La collaboration avec les Eglises constitue, avec la coopération au développement et l’aide humanitaire, l’un des trois piliers des activités de l’EPER à l’étranger dont l’activité remonte à la fondation de l’œuvre d’entraide il y a 75 ans. Interview de Franz Schüle, figure emblématique de cette collaboration à l’Est.
Article du Magazine «Agir» d'Août 2021
Interview Corina Bosshard
Photo EPER / Photo d'archive
L’EPER a lancé ses premiers projets d’entraide avec les Eglises d’Europe de l’Est dès 1948, avec le début de la guerre froide. Tu as beaucoup voyagé de l’autre côté du Rideau de fer pendant cette période. Quelle était l’ambiance à l’époque?

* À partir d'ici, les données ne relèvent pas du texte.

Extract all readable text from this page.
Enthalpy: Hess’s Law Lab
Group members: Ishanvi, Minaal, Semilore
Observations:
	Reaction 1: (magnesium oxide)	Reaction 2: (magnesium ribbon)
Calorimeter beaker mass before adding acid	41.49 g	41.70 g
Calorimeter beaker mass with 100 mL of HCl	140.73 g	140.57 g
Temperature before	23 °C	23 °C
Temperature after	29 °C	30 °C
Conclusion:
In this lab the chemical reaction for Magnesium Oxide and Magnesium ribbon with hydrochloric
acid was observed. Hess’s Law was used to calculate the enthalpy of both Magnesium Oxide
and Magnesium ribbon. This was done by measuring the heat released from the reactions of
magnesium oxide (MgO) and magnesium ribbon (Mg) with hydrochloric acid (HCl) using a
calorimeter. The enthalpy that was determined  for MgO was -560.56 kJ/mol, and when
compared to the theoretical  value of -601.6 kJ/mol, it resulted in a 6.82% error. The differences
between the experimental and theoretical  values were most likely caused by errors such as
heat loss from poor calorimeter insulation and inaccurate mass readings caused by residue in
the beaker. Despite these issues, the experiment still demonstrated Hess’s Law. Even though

Je me souviens de mon tout premier voyage en Roumanie en 1984. Il régnait un sentiment d’oppression dans le pays, un climat de terreur. Les gens se surveillaient mutuellement. Je me souviens surtout des gares, car nous arrivions parfois en train au milieu de la nuit: les halles d’arrivée étaient faiblement éclairées d’une ou deux ampoules et l’on n’y voyait quasiment rien. Les gens se déplaçaient chargés de sacs sur le dos; leurs chaussures n’étaient ni de la bonne taille, ni adaptées à la saison: des sandales en hiver, ou des bottes de neige en été. Il y avait des travailleurs itinérants et des populations que l’on déplaçait ici et là. On n’entendait pas un bruit dans ces gares, hormis le frottement des chaussures sur le sol, aucune conversation. De toute manière, les gens ne parlaient plus entre eux dans l’espace public. C’était une ambiance pesante.
Comment l’EPER est-elle parvenue à apporter son aide aux Eglises dans ces conditions ?
Pour une œuvre d’entraide chrétienne et occidentale de surcroît, réaliser un travail constructif dans les pays communistes n’était possible qu’en Allemagne de l’Est et en Hongrie, et encore dans une faible mesure. A cette époque, notre action était de faible envergure. Souvent, les équipes de l’EPER apportaient en personne l’argent nécessaire aux projets; nous pouvions nous estimer contents si nous arrivions à aider une paroisse à réparer une église en ruines. L’EPER entretenait des liens avec les directions officielles des Eglises afin de les soutenir sur quelques projets sans attirer l’attention. On était surveillé en permanence par la police de sûreté d’Etat.
Pourquoi la collaboration avec les Eglises était-elle si importante?
Il nous fallait passer par les Eglises si nous voulions aider les personnes en difficulté. A l’époque, les gens avaient un sentiment d’appartenance à l’Eglise et ne ressentaient rien de tel envers l’Etat socialiste. C’était ainsi dans tous les pays socialistes: c’est auprès de l’Eglise que l’on trouvait l’humain dans toute sa profondeur. Le soutien que nous apportions aux paroisses en leur rendant visite, en entretenant des liens et en fournissant une modeste aide matérielle était fondamental pour la population locale.